I read the subtitle. “No wonder he didn’t have a deal,” I said. “Get a load of that subtitle. How Soviet Spies Pierced the Heart of the Manhattan Project. How clunky is that?”

“Yeah, well, Ken Burns he wasn’t,” said Emert. “But you gotta love the irony of ‘pierced the heart,’ considering how he died. Apparently he was hoping to dig up something juicy in Oak Ridge, something that would hook the History Channel.”

“How’d you get this so fast?”

“I’ll never tell,” he said, holding a finger to his lips, like the World War II billboards that reminded Oak Ridgers to keep quiet.

“Okay,” I said.

“Oh, all right, I’ll tell,” he said. “Right after you called from Beatrice’s driveway, I got a call from a desk clerk at the Double-tree, who saw the sketch in the newspaper.
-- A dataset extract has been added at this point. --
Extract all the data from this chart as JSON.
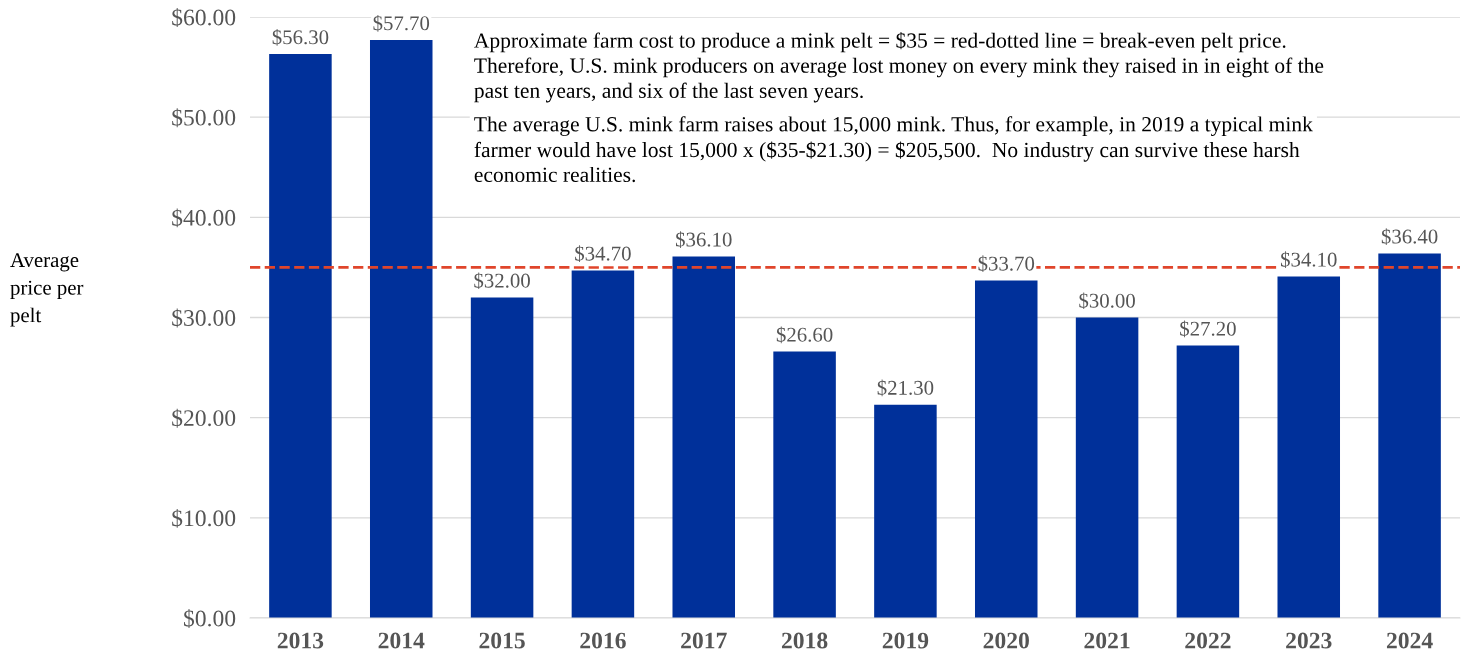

The secret-sniffing guy — Willard Clarkson was his name — checked into the hotel seventeen days ago, on January ninth. On the tenth, he faxed this to New York. He also asked for extra chocolate-chip cookies.”

“The Doubletree makes a damn good cookie,” I said.

“Yeah, but you’re only entitled to one cookie, and only at check-in,” Emert said. “This guy went back for seconds. He thought the regular rules didn’t apply to him.”

“What are you, the cookie police? You’re saying he deserved to die because he went back to the desk clerk and said,

‘Please, sir, could I have more?’? Hell, I’ve done that.”

“Never do it again,” he said. “Look where you could end up.”